After a series of failed courtships and relationships, as well as rejections encountered in his bid to become an evangelist, Van Gogh’s psychological condition slowly deteriorated. Hi mental decline had led to a particular incident in which he cut off his ear and subsequently committed to a mental asylum.
Today, Van Gogh paintings are ranked among the most priceless in the world, fetching owners as much as $53.9 million, (“Irises”) to $82.5 million (“Portrait of Dr. Gachet”) at auctions.
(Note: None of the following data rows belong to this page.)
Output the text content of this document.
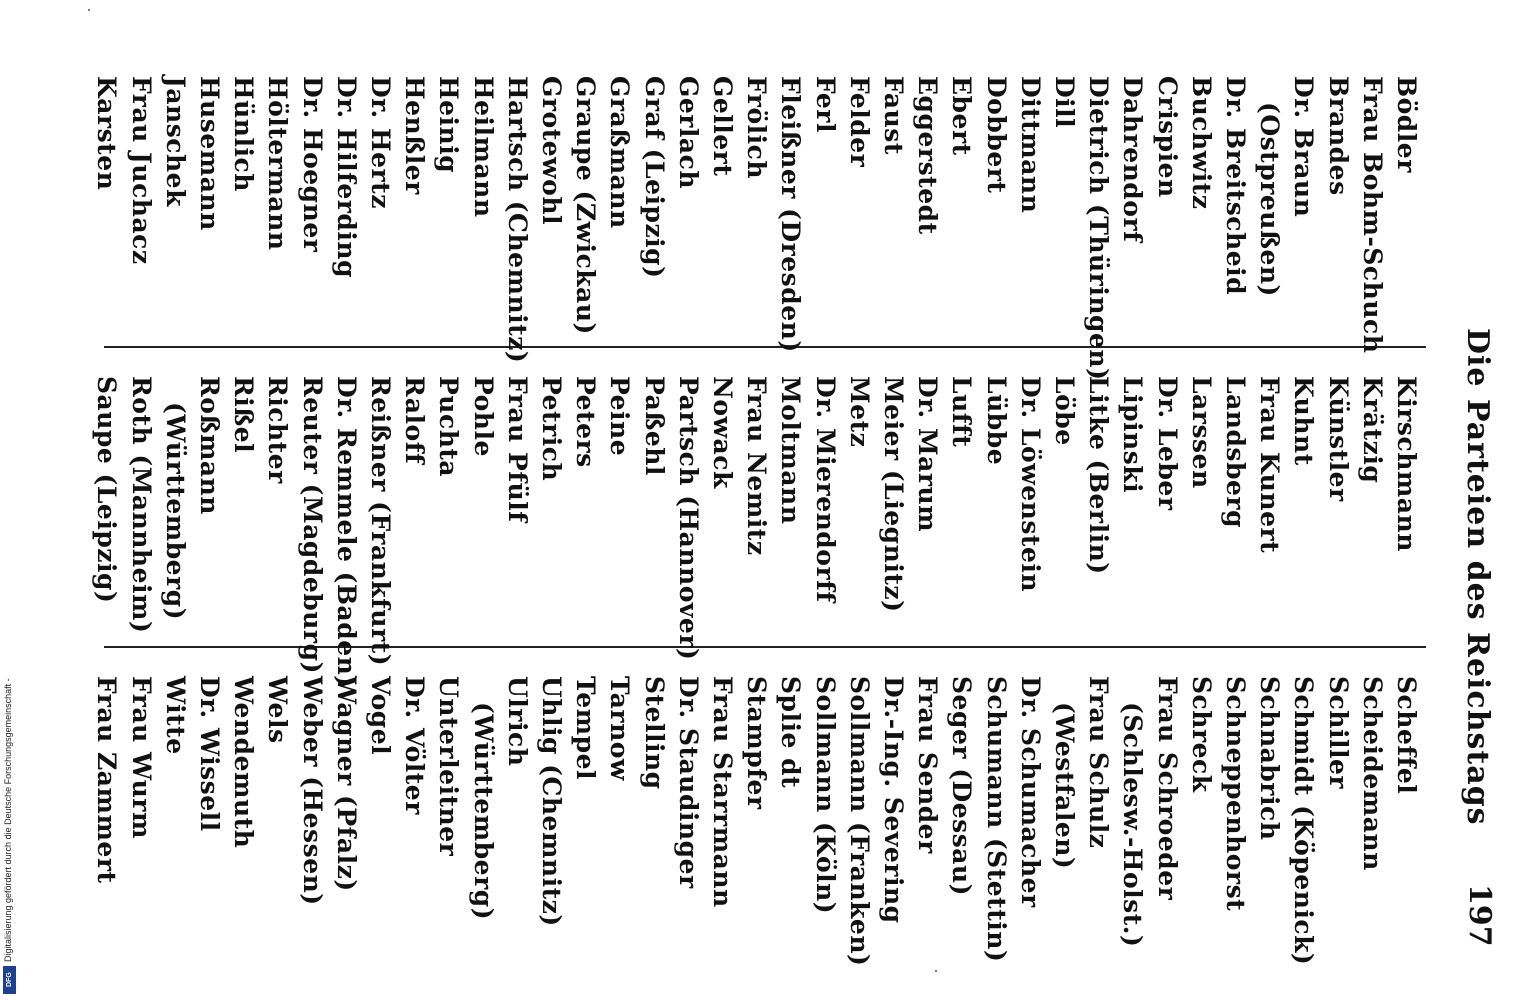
Die Parteien des Reichstags
197
Bödler
Frau Bohm-Schuch
Brandes
Dr. Braun
(Ostpreußen)
Dr. Breitscheid
Buchwitz
Crispien
Dahrendorf
Dietrich (Thüringen)
Dill
Dittmann
Dobbert
Ebert
Eggerstedt
Faust
Felder
Ferl
Fleißner (Dresden)
Frölich
Gellert
Gerlach
Graf (Leipzig)
Graßmann
Graupe (Zwickau)
Grotewohl
Hartsch (Chemnitz)
Heilmann
Heinig
Henßler
Dr. Hertz
Dr. Hilferding
Dr. Hoegner
Höltermann
Hünlich
Husemann
Janschek
Frau Juchacz
Karsten
Kirschmann
Krätzig
Künstler
Kuhnt
Frau Kunert
Landsberg
Larssen
Dr. Leber
Lipinski
Litke (Berlin)
Löbe
Dr. Löwenstein
Lübbe
Lufft
Dr. Marum
Meier (Liegnitz)
Metz
Dr. Mierendorff
Moltmann
Frau Nemitz
Nowack
Partsch (Hannover)
Paßehl
Peine
Peters
Petrich
Frau Pfülf
Pohle
Puchta
Raloff
Reißner (Frankfurt)
Dr. Remmele (Baden)
Reuter (Magdeburg)
Richter
Rißel
Roßmann
(Württemberg)
Roth (Mannheim)
Saupe (Leipzig)
Scheffel
Scheidemann
Schiller
Schmidt (Köpenick)
Schnabrich
Schneppenhorst
Schreck
Frau Schroeder
(Schlesw.-Holst.)
Frau Schulz
(Westfalen)
Dr. Schumacher
Schumann (Stettin)
Seger (Dessau)
Frau Sender
Dr.-Ing. Severing
Sollmann (Franken)
Sollmann (Köln)
Splie dt
Stampfer
Frau Starrmann
Dr. Staudinger
Stelling
Tarnow
Tempel
Uhlig (Chemnitz)
Ulrich
(Württemberg)
Unterleitner
Dr. Völter
Vogel
Wagner (Pfalz)
Weber (Hessen)
Wels
Wendemuth
Dr. Wissell
Witte
Frau Wurm
Frau Zammert
Digitalisierung gefördert durch die Deutsche Forschungsgemeinschaft -
DFG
A Backgrounder to the Critic’s Letter
Even while at the asylum, Van Gogh continued to paint, to which the most notable artwork he produced was “The Starry Night.” An art critic named Albert Aurier, wrote a first ever-printed review that praised one of Van Gogh’s works, describing it as
“…excess, excess in strength, excess in nervousness, violence in expression.”
Vincent was so elated over Aurier’s positive review, he wrote the critic a thank-you letter, expressing his appreciation,
. “I rediscover my canvases in your article, but better than they really are – richer, more significant…”
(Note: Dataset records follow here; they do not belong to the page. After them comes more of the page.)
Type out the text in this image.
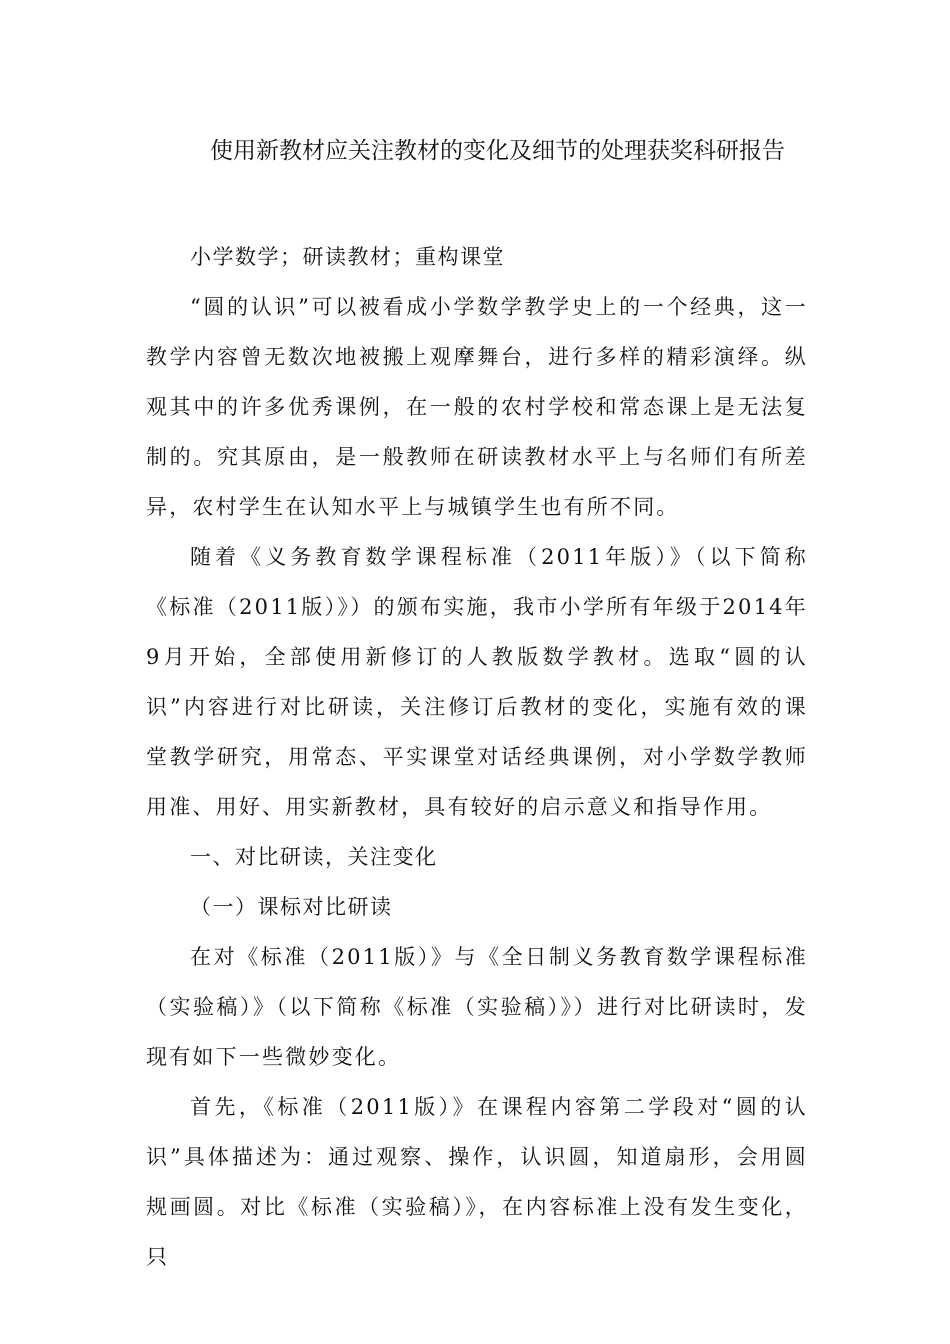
使用新教材应关注教材的变化及细节的处理获奖科研报告

小学数学；研读教材；重构课堂

“圆的认识”可以被看成小学数学教学史上的一个经典，这一教学内容曾无数次地被搬上观摩舞台，进行多样的精彩演绎。纵观其中的许多优秀课例，在一般的农村学校和常态课上是无法复制的。究其原由，是一般教师在研读教材水平上与名师们有所差异，农村学生在认知水平上与城镇学生也有所不同。

随着《义务教育数学课程标准（2011年版）》（以下简称《标准（2011版）》）的颁布实施，我市小学所有年级于2014年9月开始，全部使用新修订的人教版数学教材。选取“圆的认识”内容进行对比研读，关注修订后教材的变化，实施有效的课堂教学研究，用常态、平实课堂对话经典课例，对小学数学教师用准、用好、用实新教材，具有较好的启示意义和指导作用。

一、对比研读，关注变化

（一）课标对比研读

在对《标准（2011版）》与《全日制义务教育数学课程标准（实验稿）》（以下简称《标准（实验稿）》）进行对比研读时，发现有如下一些微妙变化。

首先，《标准（2011版）》在课程内容第二学段对“圆的认识”具体描述为：通过观察、操作，认识圆，知道扇形，会用圆规画圆。对比《标准（实验稿）》，在内容标准上没有发生变化，只
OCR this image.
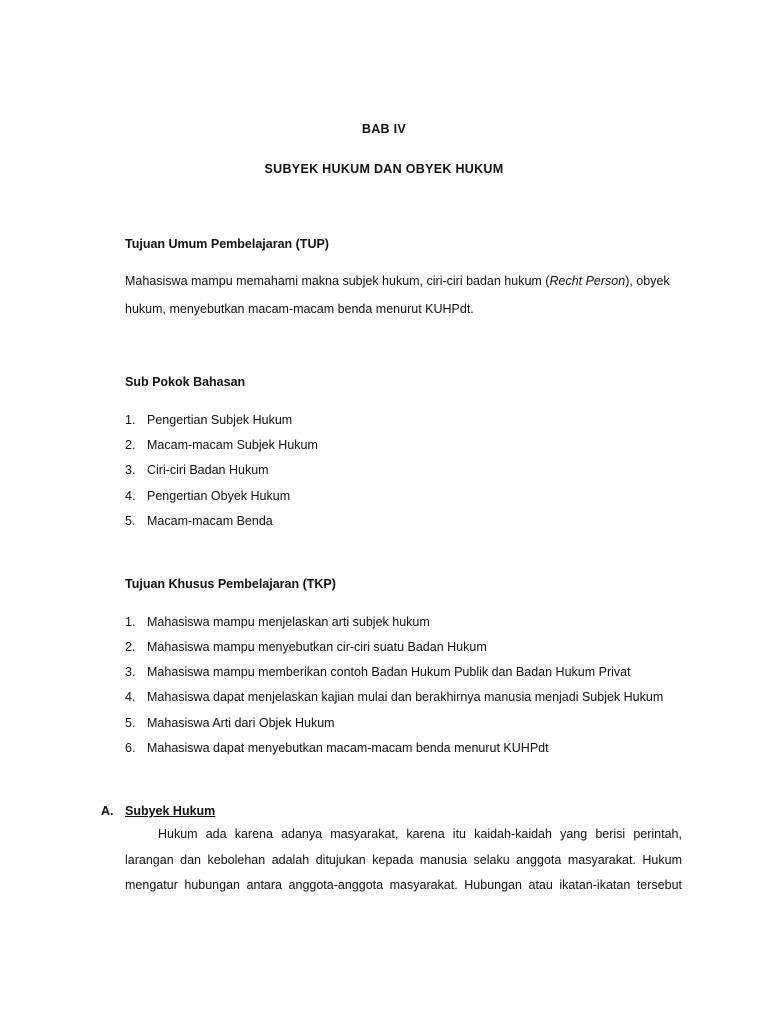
BAB IV
SUBYEK HUKUM DAN OBYEK HUKUM
Tujuan Umum Pembelajaran (TUP)
Mahasiswa mampu memahami makna subjek hukum, ciri-ciri badan hukum (Recht Person), obyek hukum, menyebutkan macam-macam benda menurut KUHPdt.
Sub Pokok Bahasan
1. Pengertian Subjek Hukum
2. Macam-macam Subjek Hukum
3. Ciri-ciri Badan Hukum
4. Pengertian Obyek Hukum
5. Macam-macam Benda
Tujuan Khusus Pembelajaran (TKP)
1. Mahasiswa mampu menjelaskan arti subjek hukum
2. Mahasiswa mampu menyebutkan cir-ciri suatu Badan Hukum
3. Mahasiswa mampu memberikan contoh Badan Hukum Publik dan Badan Hukum Privat
4. Mahasiswa dapat menjelaskan kajian mulai dan berakhirnya manusia menjadi Subjek Hukum
5. Mahasiswa Arti dari Objek Hukum
6. Mahasiswa dapat menyebutkan macam-macam benda menurut KUHPdt
A. Subyek Hukum
Hukum ada karena adanya masyarakat, karena itu kaidah-kaidah yang berisi perintah,
larangan dan kebolehan adalah ditujukan kepada manusia selaku anggota masyarakat. Hukum
mengatur hubungan antara anggota-anggota masyarakat. Hubungan atau ikatan-ikatan tersebut
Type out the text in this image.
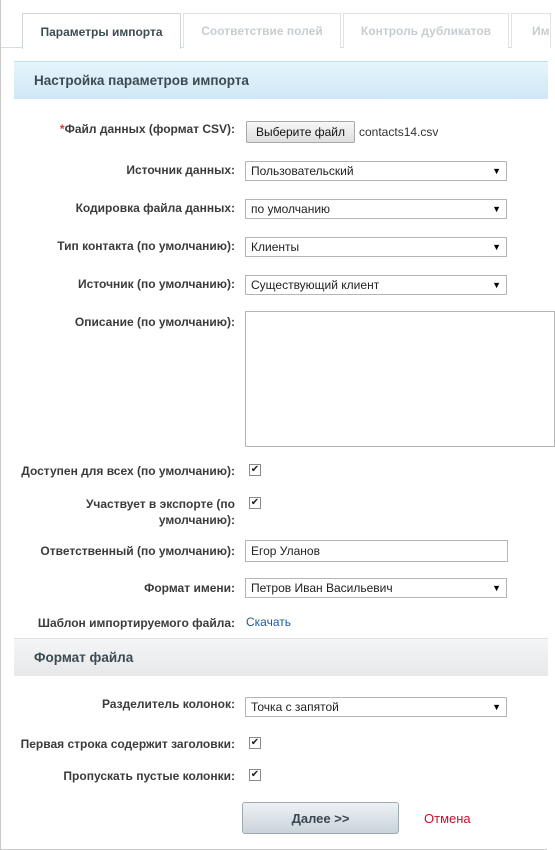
Параметры импорта	Соответствие полей	Контроль дубликатов	Им
Настройка параметров импорта
*Файл данных (формат CSV):	Выберите файл	contacts14.csv
Источник данных: Пользовательский	▼
Кодировка файла данных: по умолчанию	▼
Тип контакта (по умолчанию): Клиенты	▼
Источник (по умолчанию): Существующий клиент	▼
Описание (по умолчанию):
Доступен для всех (по умолчанию): ✔
Участвует в экспорте (по умолчанию):
✔
Ответственный (по умолчанию):	Егор Уланов
Формат имени: Петров Иван Васильевич	▼
Шаблон импортируемого файла: Скачать
Формат файла
Разделитель колонок: Точка с запятой	▼
Первая строка содержит заголовки: ✔
Пропускать пустые колонки: ✔
Далее >>	Отмена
Sadly, four months after sending the thank-you letter, Vincent Willem van Gogh committed suicide. Although Van Gogh was discharged from the mental asylum earlier, he was still distraught about his future and apparently found a reason to end his life by fatally shooting himself in the chest.
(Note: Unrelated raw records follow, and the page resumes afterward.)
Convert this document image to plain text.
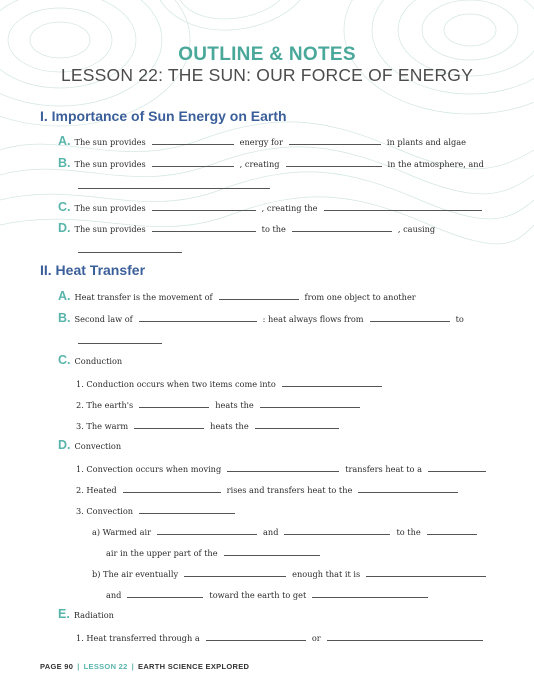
OUTLINE & NOTES
LESSON 22: THE SUN: OUR FORCE OF ENERGY
I. Importance of Sun Energy on Earth
A. The sun provides	energy for	in plants and algae
B. The sun provides	, creating	in the atmosphere, and
C. The sun provides	, creating the
D. The sun provides	to the	, causing
II. Heat Transfer
A. Heat transfer is the movement of	from one object to another
B. Second law of	: heat always flows from	to
C. Conduction
1. Conduction occurs when two items come into
2. The earth's	heats the
3. The warm	heats the
D. Convection
1. Convection occurs when moving	transfers heat to a
2. Heated	rises and transfers heat to the
3. Convection
a) Warmed air	and	to the
air in the upper part of the
b) The air eventually	enough that it is
and	toward the earth to get
E. Radiation
1. Heat transferred through a	or
PAGE 90 | LESSON 22 | EARTH SCIENCE EXPLORED
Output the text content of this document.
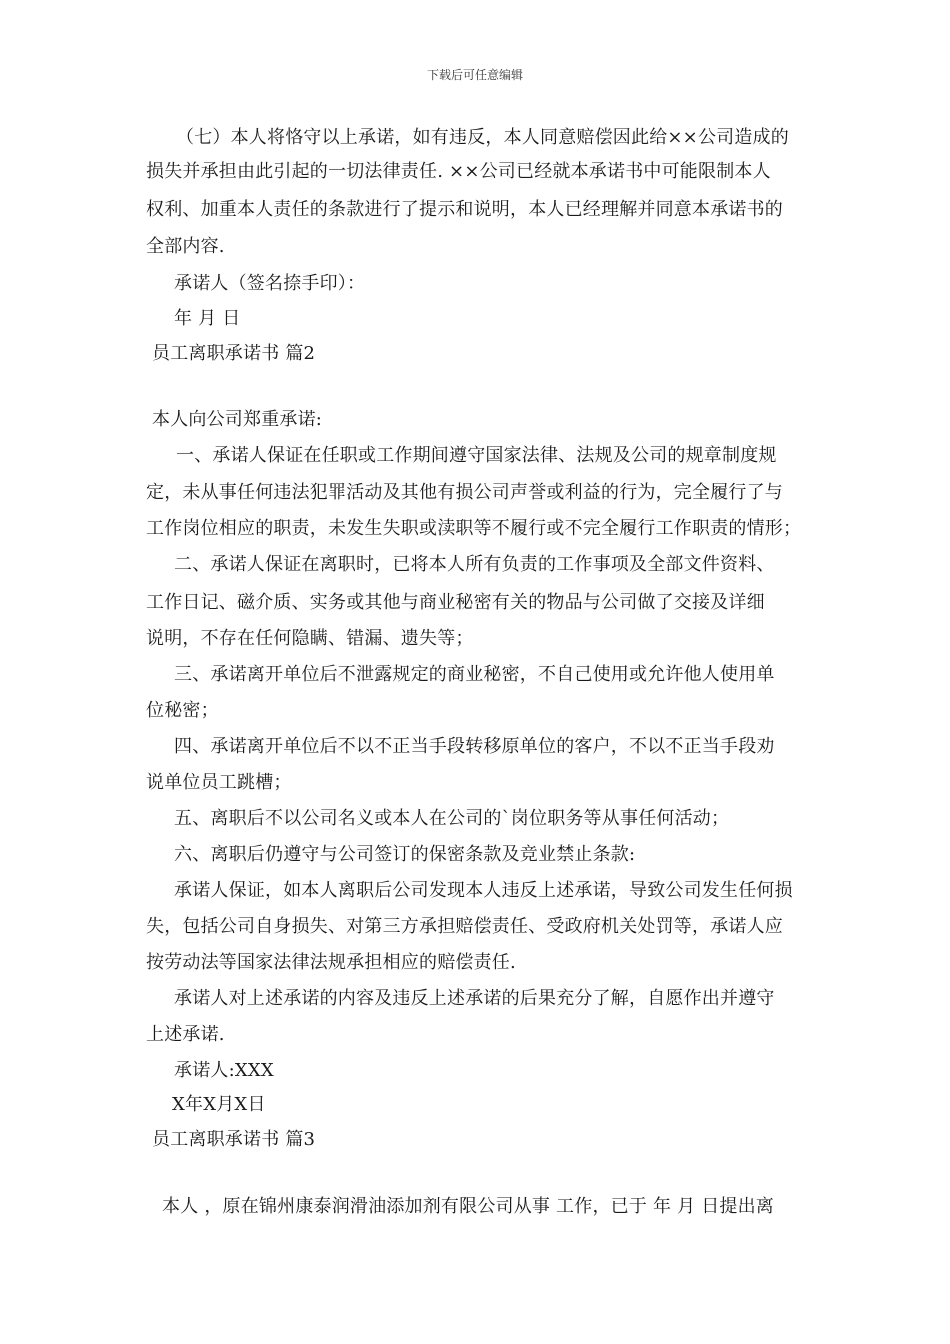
下载后可任意编辑
（七）本人将恪守以上承诺，如有违反，本人同意赔偿因此给××公司造成的
损失并承担由此引起的一切法律责任. ××公司已经就本承诺书中可能限制本人
权利、加重本人责任的条款进行了提示和说明，本人已经理解并同意本承诺书的
全部内容.
承诺人（签名捺手印）：
年 月 日
员工离职承诺书 篇2
本人向公司郑重承诺:
一、承诺人保证在任职或工作期间遵守国家法律、法规及公司的规章制度规
定，未从事任何违法犯罪活动及其他有损公司声誉或利益的行为，完全履行了与
工作岗位相应的职责，未发生失职或渎职等不履行或不完全履行工作职责的情形；
二、承诺人保证在离职时，已将本人所有负责的工作事项及全部文件资料、
工作日记、磁介质、实务或其他与商业秘密有关的物品与公司做了交接及详细
说明，不存在任何隐瞒、错漏、遗失等；
三、承诺离开单位后不泄露规定的商业秘密，不自己使用或允许他人使用单
位秘密；
四、承诺离开单位后不以不正当手段转移原单位的客户，不以不正当手段劝
说单位员工跳槽；
五、离职后不以公司名义或本人在公司的`岗位职务等从事任何活动；
六、离职后仍遵守与公司签订的保密条款及竞业禁止条款:
承诺人保证，如本人离职后公司发现本人违反上述承诺，导致公司发生任何损
失，包括公司自身损失、对第三方承担赔偿责任、受政府机关处罚等，承诺人应
按劳动法等国家法律法规承担相应的赔偿责任.
承诺人对上述承诺的内容及违反上述承诺的后果充分了解，自愿作出并遵守
上述承诺.
承诺人:XXX
X年X月X日
员工离职承诺书 篇3
本人 ，原在锦州康泰润滑油添加剂有限公司从事 工作，已于 年 月 日提出离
Van Gogh’s Letter to Critic Aurier Goes On Public Display at Amsterdam Museum
Through the years since Van Gogh became one of the world’s most important artists, Van Gogh’s letter to the critic passed through the hands of several art collectors. The last owner, a murky character named Aristophil was able to purchase the letter from an auction where the Van Gogh Museum had hoped to procure it. Aristophil though, a known schemer of investments went bankrupt, finally sending the much coveted Van Gogh letter in the auction market in Paris.
Early this month, and with the financial assistance of Hong Kong tycoon Cheung Chung-kiu, the Van Gogh Museum was able to secure Van Gogh’s letter to Aurier, and put it in public display in what is believed to be a first time.